Peter Subway ist Musiker, und sein Künstlername benennt die tiefergelegte Bühne, auf der er zuerst auftrat. Gleich nach dem Abitur war das, als eine Freundin zu ihm sagte: »Spiel doch endlich konsequent.« Da suchte er sich sein Publikum in der Berliner U-Bahn und war damit einer der ersten dieser Zunft. Er trug eine Gitarre und lange Haare und sang, während die Freundin das Geld einsammelte. Da war Berlin noch »die Mauerstadt, nicht die Hauptstadt«, die Polizei nicht sehr streng. Manchen gefiel seine Musik sogar, und »wo die bösen Schergen sitzen«, bekam er mit der Zeit heraus. Trotzdem: Erwischt zu werden, gehörte dazu, schon deshalb, weil Peter Subway nach einem halben Song nicht gleich wieder ausstieg, wie es heute die meisten unterirdischen Musiker machen, sondern sich mehrere Stationen lang Zeit nahm, bei den Fahrgästen eine Stimmung aufzubauen. »Heute können die sich nur halten, wenn sie schlecht sind, hastig und schnell.« Damals konnte es keine bessere Schule für einen zukünftigen Straßen- und Bühnenarbeiter geben.

Da unten, bei den Schienen, lernte er auch die ersten anderen Musiker kennen und gründete mit ihnen die Bands Barking Fish und Facelifters. »Der Motor im Getriebe war ich.« Aber als die Gruppen zerbrachen, zerbrachen auch ihre Namen, und von da an nannte Peter Subway die Bands nach seinem Künstlernamen, der zerbrach nicht. Der Mensch dahinter konnte mit wechselnder Besetzung spielen, sich verändern, und sich trotzdem treu bleiben.
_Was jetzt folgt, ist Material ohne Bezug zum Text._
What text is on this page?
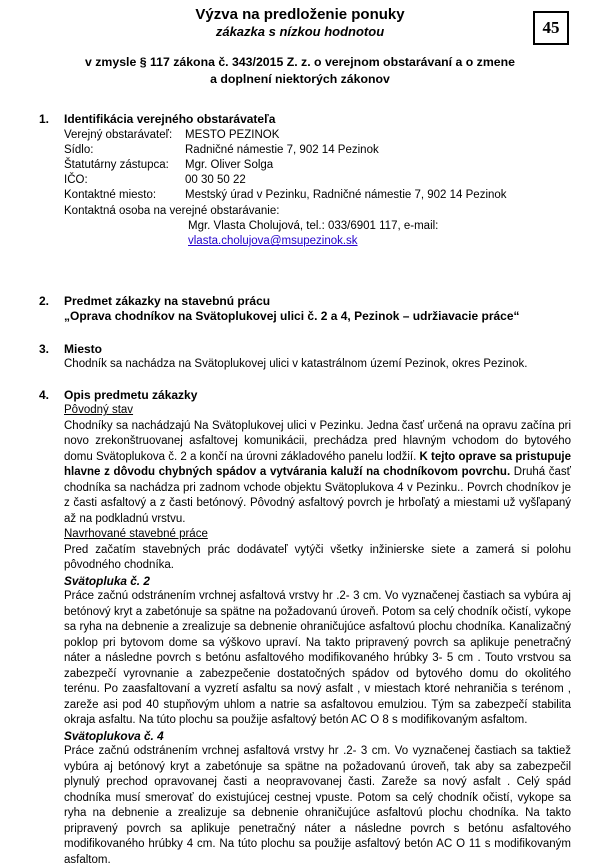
45
Výzva na predloženie ponuky
zákazka s nízkou hodnotou
v zmysle § 117 zákona č. 343/2015 Z. z. o verejnom obstarávaní a o zmene
a doplnení niektorých zákonov
1.	Identifikácia verejného obstarávateľa
Verejný obstarávateľ:	MESTO PEZINOK
Sídlo:	Radničné námestie 7, 902 14 Pezinok
Štatutárny zástupca:	Mgr. Oliver Solga
IČO:	00 30 50 22
Kontaktné miesto:	Mestský úrad v Pezinku, Radničné námestie 7, 902 14 Pezinok
Kontaktná osoba na verejné obstarávanie:
Mgr. Vlasta Cholujová, tel.: 033/6901 117, e-mail:
vlasta.cholujova@msupezinok.sk
2.	Predmet zákazky na stavebnú prácu
„Oprava chodníkov na Svätoplukovej ulici č. 2 a 4, Pezinok – udržiavacie práce“
3.	Miesto
Chodník sa nachádza na Svätoplukovej ulici v katastrálnom území Pezinok, okres Pezinok.
4.	Opis predmetu zákazky
Pôvodný stav
Chodníky sa nachádzajú Na Svätoplukovej ulici v Pezinku. Jedna časť určená na opravu začína pri novo zrekonštruovanej asfaltovej komunikácii, prechádza pred hlavným vchodom do bytového domu Svätoplukova č. 2 a končí na úrovni základového panelu lodžií. K tejto oprave sa pristupuje hlavne z dôvodu chybných spádov a vytvárania kaluží na chodníkovom povrchu. Druhá časť chodníka sa nachádza pri zadnom vchode objektu Svätoplukova 4 v Pezinku.. Povrch chodníkov je z časti asfaltový a z časti betónový. Pôvodný asfaltový povrch je hrboľatý a miestami už vyšľapaný až na podkladnú vrstvu.
Navrhované stavebné práce
Pred začatím stavebných prác dodávateľ vytýči všetky inžinierske siete a zamerá si polohu pôvodného chodníka.
Svätopluka č. 2
Práce začnú odstránením vrchnej asfaltová vrstvy hr .2- 3 cm. Vo vyznačenej častiach sa vybúra aj betónový kryt a zabetónuje sa spätne na požadovanú úroveň. Potom sa celý chodník očistí, vykope sa ryha na debnenie a zrealizuje sa debnenie ohraničujúce asfaltovú plochu chodníka. Kanalizačný poklop pri bytovom dome sa výškovo upraví. Na takto pripravený povrch sa aplikuje penetračný náter a následne povrch s betónu asfaltového modifikovaného hrúbky 3- 5 cm . Touto vrstvou sa zabezpečí vyrovnanie a zabezpečenie dostatočných spádov od bytového domu do okolitého terénu. Po zaasfaltovaní a vyzretí asfaltu sa nový asfalt , v miestach ktoré nehraničia s terénom , zareže asi pod 40 stupňovým uhlom a natrie sa asfaltovou emulziou. Tým sa zabezpečí stabilita okraja asfaltu. Na túto plochu sa použije asfaltový betón AC O 8 s modifikovaným asfaltom.
Svätoplukova č. 4
Práce začnú odstránením vrchnej asfaltová vrstvy hr .2- 3 cm. Vo vyznačenej častiach sa taktiež vybúra aj betónový kryt a zabetónuje sa spätne na požadovanú úroveň, tak aby sa zabezpečil plynulý prechod opravovanej časti a neopravovanej časti. Zareže sa nový asfalt . Celý spád chodníka musí smerovať do existujúcej cestnej vpuste. Potom sa celý chodník očistí, vykope sa ryha na debnenie a zrealizuje sa debnenie ohraničujúce asfaltovú plochu chodníka. Na takto pripravený povrch sa aplikuje penetračný náter a následne povrch s betónu asfaltového modifikovaného hrúbky 4 cm. Na túto plochu sa použije asfaltový betón AC O 11 s modifikovaným asfaltom.
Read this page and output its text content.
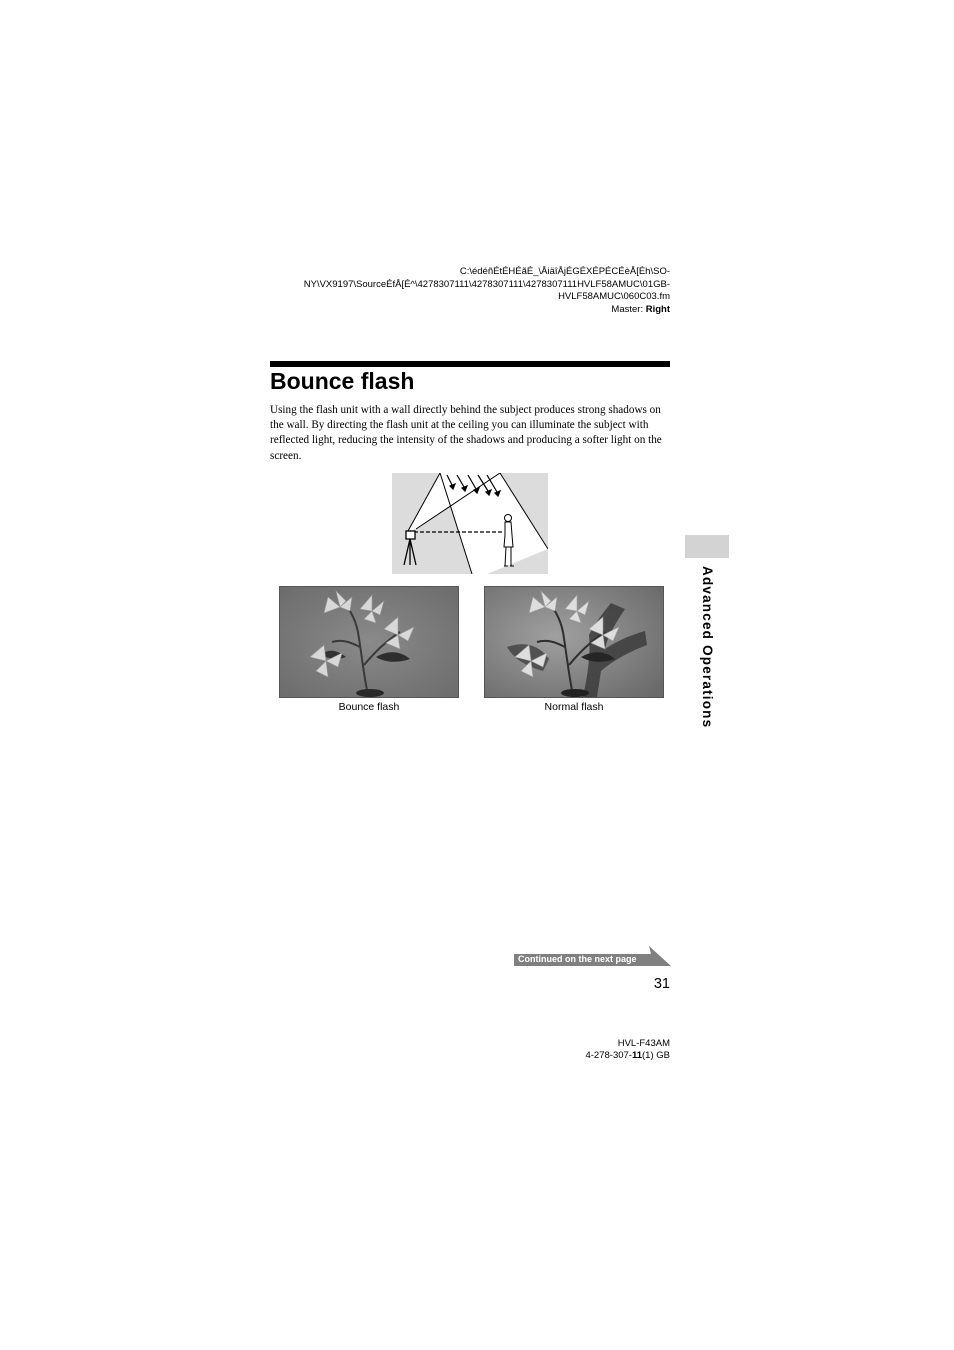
C:\édéñÉtÉHÉãÉ_\ÅiäîÅjÉGÉXÉPÉCÉèÅ[Éh\SO-
NY\VX9197\SourceÉfÅ[É^\4278307111\4278307111\4278307111HVLF58AMUC\01GB-
HVLF58AMUC\060C03.fm
Master: Right
Bounce flash

Using the flash unit with a wall directly behind the subject produces strong shadows on the wall. By directing the flash unit at the ceiling you can illuminate the subject with reflected light, reducing the intensity of the shadows and producing a softer light on the screen.

Bounce flash	Normal flash	Advanced Operations
Continued on the next page
31
HVL-F43AM
4-278-307-11(1) GB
Nach dem Mauerfall wurde das Spielen in der U-Bahn schwieriger, Polizei und Kontrolleure zeigten Omnipräsenz. Subway hatte seine ersten Auftritte in Clubs und ging im Sommer mit kleinerer Besetzung auf die Straße, spielte im Tiergarten, am Paul-Lincke-Ufer. Im wesentlichen ist das bis heute so geblieben, nur daß er über Kreuzberg und Berlin hinausgewachsen ist. »Von der Musik lebe ich, das ist meine Haupteinnahmequelle. Wir spielen auf Märkten, in Clubs, und beim Karneval der Kulturen sind wir inzwischen eine Institution. Daraus entwickelt sich ständig etwas Neues: Wir werden eingeladen, spielen auf Hochzeiten oder auf Beerdigungen. Wie neulich von einem, der vom Barhocker gefallen ist. Gestern Abend waren wir auf einer Pensionierung. Und vor zwei Wochen lief ich mit meinem Kontrabaß-Spieler am Potsdamer Platz über die Straße, da saß Hans Eichel mit seiner Frau vor einer Kneipe. So schnell konnte die Security nicht reagieren, wie wir die Instrumente in der Hand hatten.« Sie spielten ein Stück von Johnny Cash, Ring of fire, eine schöne Anspielung auf den Finanzminister. »Ihm hat es gefallen, seiner Frau wohl nicht so. Er hat aber nur 50 Cent gegeben, da war die Security spendabler.«

Mit Straßen und Schienen, seit einiger Zeit auch mit Flugrouten, hat Peter Subway viel zu tun. Das geht schon in seiner Wohnung am Marheinekeplatz los. Von dort oben kann er die Bergmannstraße bis zum Mehringdamm entlangsehen, und auf der anderen Seite bis hin zum Südstern, er kann die Heimstraße bergauf bis ans Ende verfolgen, und die Kondensstreifen im Himmel quer über die ganze Stadt. Während der Jahre haben sich zwei dicke Aktenordner mit Zeitungsartikeln angesammelt, dazu stapelweise Videos von Live-Mitschnitten und Fernsehberichten von längst ausgestorbenen Hauptstadtsendern. Da trägt Peter Subway keine langen, dunklen Haare mehr, sondern blonde, kurze.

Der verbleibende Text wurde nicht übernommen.